Agile Thought profile for Tampa Bay Business Journal Best Places to Work edition

Note: This story was published in the Tampa Bay Business Journal as part of its Best Places to Work edition

By Jeff Louderback

Visitors who walk through the Tampa headquarters of AgileThought Inc. might see employees engrossed in foosball, immersed in Wii or captivated by Xbox, but these team members are not slackers. In fact, they have the blessing of CEO David Romine, who believes that the recreation breeds increased productivity.

“The games do provide a form of relaxation, but they also cultivate camaraderie, which in turn helps the company thrive,” Romine explained. “I think you reach a heightened level of understanding and familiarity with one another when you talk over a game of foosball instead of just communicating when you are working on a project. We want a team atmosphere – a family environment – and the games promote that.”
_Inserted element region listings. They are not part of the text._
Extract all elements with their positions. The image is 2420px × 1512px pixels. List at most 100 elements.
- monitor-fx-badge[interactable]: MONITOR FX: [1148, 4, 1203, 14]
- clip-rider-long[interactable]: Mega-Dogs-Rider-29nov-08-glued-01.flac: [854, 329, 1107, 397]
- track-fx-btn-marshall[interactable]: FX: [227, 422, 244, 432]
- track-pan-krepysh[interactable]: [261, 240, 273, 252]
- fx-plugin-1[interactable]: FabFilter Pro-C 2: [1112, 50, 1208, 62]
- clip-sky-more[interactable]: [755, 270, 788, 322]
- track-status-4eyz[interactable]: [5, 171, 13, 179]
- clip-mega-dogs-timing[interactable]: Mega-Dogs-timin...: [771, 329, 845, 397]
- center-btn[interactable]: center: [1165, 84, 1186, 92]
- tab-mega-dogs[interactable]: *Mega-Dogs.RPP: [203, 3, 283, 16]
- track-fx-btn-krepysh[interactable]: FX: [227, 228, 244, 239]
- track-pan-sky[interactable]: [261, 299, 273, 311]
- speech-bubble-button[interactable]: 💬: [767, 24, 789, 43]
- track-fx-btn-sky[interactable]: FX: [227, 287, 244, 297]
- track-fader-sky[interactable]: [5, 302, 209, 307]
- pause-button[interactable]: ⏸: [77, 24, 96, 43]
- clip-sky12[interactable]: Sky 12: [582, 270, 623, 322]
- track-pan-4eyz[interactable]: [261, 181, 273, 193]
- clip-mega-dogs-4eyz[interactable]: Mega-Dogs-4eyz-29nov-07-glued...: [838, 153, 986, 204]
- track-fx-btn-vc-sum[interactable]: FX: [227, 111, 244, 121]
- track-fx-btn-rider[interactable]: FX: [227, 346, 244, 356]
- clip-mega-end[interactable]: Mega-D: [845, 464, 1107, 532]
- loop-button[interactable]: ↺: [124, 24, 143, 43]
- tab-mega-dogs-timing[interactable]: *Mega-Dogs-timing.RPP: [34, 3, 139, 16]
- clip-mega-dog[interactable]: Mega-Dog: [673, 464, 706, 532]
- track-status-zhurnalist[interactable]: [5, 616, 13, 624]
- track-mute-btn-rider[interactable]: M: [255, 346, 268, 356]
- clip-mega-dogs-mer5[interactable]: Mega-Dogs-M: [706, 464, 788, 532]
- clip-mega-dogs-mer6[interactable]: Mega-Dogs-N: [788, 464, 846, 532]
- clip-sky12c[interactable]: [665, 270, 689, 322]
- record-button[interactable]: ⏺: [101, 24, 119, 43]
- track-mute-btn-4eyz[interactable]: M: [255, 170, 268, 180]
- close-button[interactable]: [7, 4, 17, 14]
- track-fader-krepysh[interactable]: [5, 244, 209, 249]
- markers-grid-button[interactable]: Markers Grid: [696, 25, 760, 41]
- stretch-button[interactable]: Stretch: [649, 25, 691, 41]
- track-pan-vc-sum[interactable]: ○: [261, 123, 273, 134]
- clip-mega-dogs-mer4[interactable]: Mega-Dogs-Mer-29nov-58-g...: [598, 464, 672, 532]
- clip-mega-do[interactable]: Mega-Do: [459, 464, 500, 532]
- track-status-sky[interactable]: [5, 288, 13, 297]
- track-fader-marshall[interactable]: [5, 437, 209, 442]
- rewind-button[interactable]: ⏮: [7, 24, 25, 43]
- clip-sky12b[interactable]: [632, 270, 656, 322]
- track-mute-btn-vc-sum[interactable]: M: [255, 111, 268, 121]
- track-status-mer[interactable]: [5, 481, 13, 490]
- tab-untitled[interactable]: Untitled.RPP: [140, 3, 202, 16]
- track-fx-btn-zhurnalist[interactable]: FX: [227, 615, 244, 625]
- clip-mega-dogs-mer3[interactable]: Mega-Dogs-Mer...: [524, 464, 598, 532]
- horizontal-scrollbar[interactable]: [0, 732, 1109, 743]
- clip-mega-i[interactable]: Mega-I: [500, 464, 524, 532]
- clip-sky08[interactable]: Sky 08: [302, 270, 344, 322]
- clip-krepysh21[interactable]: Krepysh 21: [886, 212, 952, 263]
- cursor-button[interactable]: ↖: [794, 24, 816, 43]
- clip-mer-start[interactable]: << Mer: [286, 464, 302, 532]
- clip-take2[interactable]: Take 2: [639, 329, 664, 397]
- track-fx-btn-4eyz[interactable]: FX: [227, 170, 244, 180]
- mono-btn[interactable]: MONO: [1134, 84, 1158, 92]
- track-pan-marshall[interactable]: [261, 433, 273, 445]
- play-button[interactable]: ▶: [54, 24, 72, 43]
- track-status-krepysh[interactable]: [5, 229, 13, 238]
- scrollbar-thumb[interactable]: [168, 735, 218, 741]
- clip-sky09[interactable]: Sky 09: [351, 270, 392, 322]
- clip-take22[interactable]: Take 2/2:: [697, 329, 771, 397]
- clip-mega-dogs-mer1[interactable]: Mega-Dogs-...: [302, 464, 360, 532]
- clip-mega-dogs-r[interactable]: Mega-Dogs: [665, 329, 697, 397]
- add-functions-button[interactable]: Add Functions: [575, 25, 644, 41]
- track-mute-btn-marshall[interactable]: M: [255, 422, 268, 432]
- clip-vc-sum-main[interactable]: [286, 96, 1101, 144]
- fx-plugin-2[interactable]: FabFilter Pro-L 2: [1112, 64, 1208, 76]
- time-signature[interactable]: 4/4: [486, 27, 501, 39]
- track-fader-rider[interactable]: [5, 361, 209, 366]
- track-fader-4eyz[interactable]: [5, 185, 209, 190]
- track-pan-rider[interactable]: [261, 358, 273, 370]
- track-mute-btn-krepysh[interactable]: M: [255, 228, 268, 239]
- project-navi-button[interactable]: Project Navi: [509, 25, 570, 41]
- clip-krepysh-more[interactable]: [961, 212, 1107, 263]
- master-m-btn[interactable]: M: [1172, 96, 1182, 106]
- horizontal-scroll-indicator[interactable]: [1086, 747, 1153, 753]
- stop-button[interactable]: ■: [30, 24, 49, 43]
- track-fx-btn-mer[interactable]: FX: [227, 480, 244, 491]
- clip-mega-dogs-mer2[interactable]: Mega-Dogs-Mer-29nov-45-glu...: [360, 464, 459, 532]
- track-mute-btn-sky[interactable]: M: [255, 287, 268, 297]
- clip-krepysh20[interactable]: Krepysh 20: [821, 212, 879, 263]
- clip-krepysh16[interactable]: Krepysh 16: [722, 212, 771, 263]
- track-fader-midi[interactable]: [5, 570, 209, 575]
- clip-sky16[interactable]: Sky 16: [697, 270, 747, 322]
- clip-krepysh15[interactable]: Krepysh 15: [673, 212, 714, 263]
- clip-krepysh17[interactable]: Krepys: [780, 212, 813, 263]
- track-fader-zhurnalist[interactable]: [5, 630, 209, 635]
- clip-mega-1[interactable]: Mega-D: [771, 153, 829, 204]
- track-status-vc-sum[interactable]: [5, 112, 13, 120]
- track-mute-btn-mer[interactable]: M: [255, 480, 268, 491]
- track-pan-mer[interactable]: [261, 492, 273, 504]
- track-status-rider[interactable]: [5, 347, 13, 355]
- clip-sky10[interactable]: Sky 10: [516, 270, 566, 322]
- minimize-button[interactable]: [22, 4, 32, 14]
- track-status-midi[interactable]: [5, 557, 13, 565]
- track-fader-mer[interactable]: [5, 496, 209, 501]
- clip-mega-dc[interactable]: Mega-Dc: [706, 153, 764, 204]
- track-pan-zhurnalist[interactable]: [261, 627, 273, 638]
The workplace at AgileThought, which is a national provider of mobile and custom software solutions and has a staff of 120, is fun, but don’t mistake it for a fraternity house, Romine insists. The company has received honors like the “Technology Company of the Year” from the Tampa Bay Technology Forum, inclusion on the Inc. 500/5,000 List as one of the fastest growing privately-held firms in the country and Best Place to Work recognition from the Tampa Bay Business Journal because employees are not limited by organizational restraints, Romine believes.

“We show trust in our employees, and I think that inspires dedication,” Romine said. “When employees feel trusted, they will have more devotion because they feel empowered.

“Though the games are popular, our employee satisfaction level is less about poerks and more about the open career paths we offer, and the leadership support we provide,” he added. “We have just enough structure, but we don’t implement constraints. That is what fuels our success.”

AgileThought employees are encouraged to get exposure to different areas of the business and are not bound by a set role without opportunity for advancement and growth, according to Romine.

“If a position does not exist, we are reactive to new ideas,” he said. “We don’t want anyone here to feel trapped. Instead, we want everyone to envision a career here where they can have a significant impact on the short term and the long term of the company.”

AgileThought does not have an organizational chart, Romine says, because they are adamant about shunning constraints.

“Employees know who to approach for guidance, but we believe that an organizational chart would minimize creativity and hinder thoughts and ideas,” Romine explained. “We have leaders who provide input and supervision, but we allow our team members to leverage their background and knowledge.

AgileThought plans to hire approximately 20 employees in 2013, Romine says. The company is currently refining its professional development guidelines to fit the roles employees envision.

“We have goals and objectives as a company, of course, but we want to look at each individual’s goals and objectives and see how that can fit into helping them feel excited about their path,” Romine said. “If you find good people and give them the support to grow and feel appreciated, then chances are you as a company will flourish.”